# machine polishing?



## j4miejenks (Jun 12, 2009)

Anyone recommend me someone in the llanelli/swansea area? or do you happen to do it (must be experienced, as love my car too much for an amatuer, like myself...lol)? 

I have a 2005 MG ZR wanting a full car machine polish, I can get good results by hand, but do have some nasty swirls and light scratches that I'd like to get rid of for good...

Thanks,

Jamie


----------



## paulhdi (Oct 26, 2005)

Hi Jamie,

give Peter @ eclipse a bell mate, he's only in swansea, so not that far.

i'm just outside ammanford, if pete can't help.

Paul


----------



## joshm (Jun 27, 2009)

paulhdi said:


> Hi Jamie,
> 
> give Peter @ eclipse a bell mate, he's only in swansea, so not that far.
> 
> ...


I second that, he recently done a full paint correction and detail on my golf, with outstanding results:thumb:


----------



## Ti22 (Mar 24, 2009)

Pete's the only one in that area I'd recommend.

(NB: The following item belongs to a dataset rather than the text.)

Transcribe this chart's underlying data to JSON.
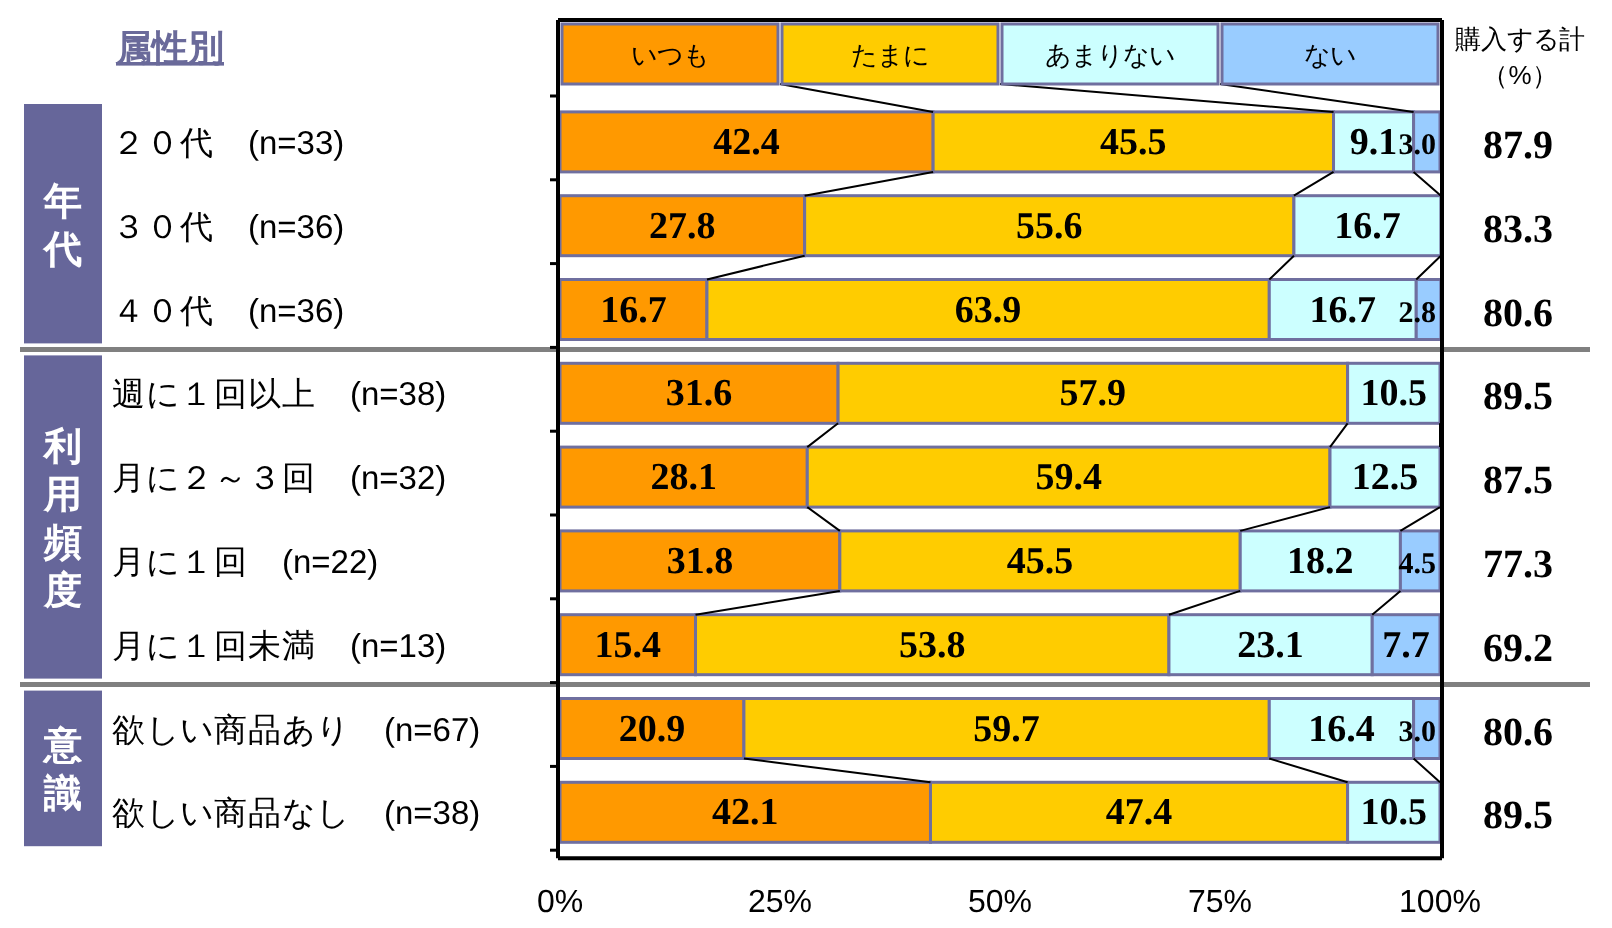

However.. If you fancy a trip to sunny newport, then that's different 

hope you get it sorted!

James


----------



## j4miejenks (Jun 12, 2009)

Cheers guys!

Whats pete's rates?

Thanks,

Jamie


----------



## j4miejenks (Jun 12, 2009)

I need 10 posts before I can read your PM

Jamie


----------



## j4miejenks (Jun 12, 2009)

Should be able to read it now...

Jamie


----------